5.7. Holding/Shuttle Procedures - Arrival

  1. General - The discussion in this section pertains to holding and shuttle procedures during arrival. Instrument Approach considerations are found later in this chapter. However, much of the information on holds and shuttles that applies to arrivals in general, applies as well to instrument approaches.

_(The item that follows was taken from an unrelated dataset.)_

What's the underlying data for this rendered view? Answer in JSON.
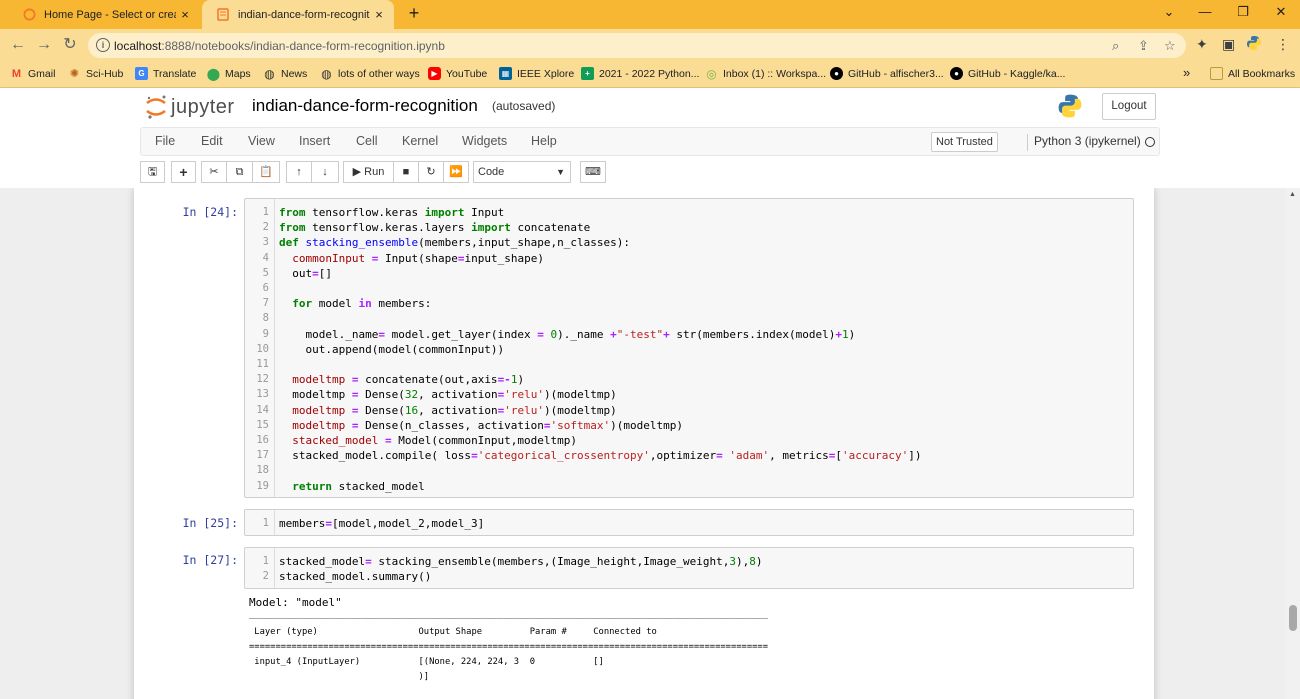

  2. Aircraft Configuration [Specify the procedure that applies to your type of aircraft for a hold or shuttle during arrival. Include such information as: speed, flap setting, engine power, and icing considerations. An example follows.] - During a hold or shuttle, use a target holding speed of _____ KIAS and flap setting of ___%. A power setting of about ____% will be required. To minimize fuel burn, a constant power setting should be used and the speed allowed to vary slightly during turns. Should icing conditions be encountered, the normal ice protection procedures should be followed and a speed of ____ KIAS should be used with zero flap. If the speed for inflight icing is in excess of the maximum speed published for the hold/shuttle, hold at the maximum hold/shuttle speed and exit icing conditions as soon as possible or, if possible, obtain clearance from ATC for higher speed. Plan flight so as to enter the holding/shuttle procedure at no more than the maximum permissible speed.
  3. Operational Considerations - If the purpose of the hold is to wait until commencing an approach, ensure that sufficient fuel is available and that the weather is satisfactory for the planned procedure. If either is unsuitable, proceed to an alternate destination. If fuel and weather are suitable, consider reducing speed prior to entering the hold if a fuel saving can be realized. Note that a speed reduction while flying in controlled airspace may require approval from ATC. See the AIP for speed change limitations.
  4. Crew Coordination - Before commencing a hold/shuttle procedure, the PF should brief the PNF on the procedure to be flown. The briefing should contain at least the following information:
    1. the dimensions of the hold/shuttle, ie., timings or distances;
    2. entry procedure;
    3. aircraft configuration (speed, flap setting, etc).
    4. The PNF should verify that the information is appropriate and advise the PF if changes are required.
  5. Navigation [In this subsection discuss set-up of navigation aids (in particular RNAV systems) and crew coordination (include which flight crew member does the timing during a holding/shuttle procedure)].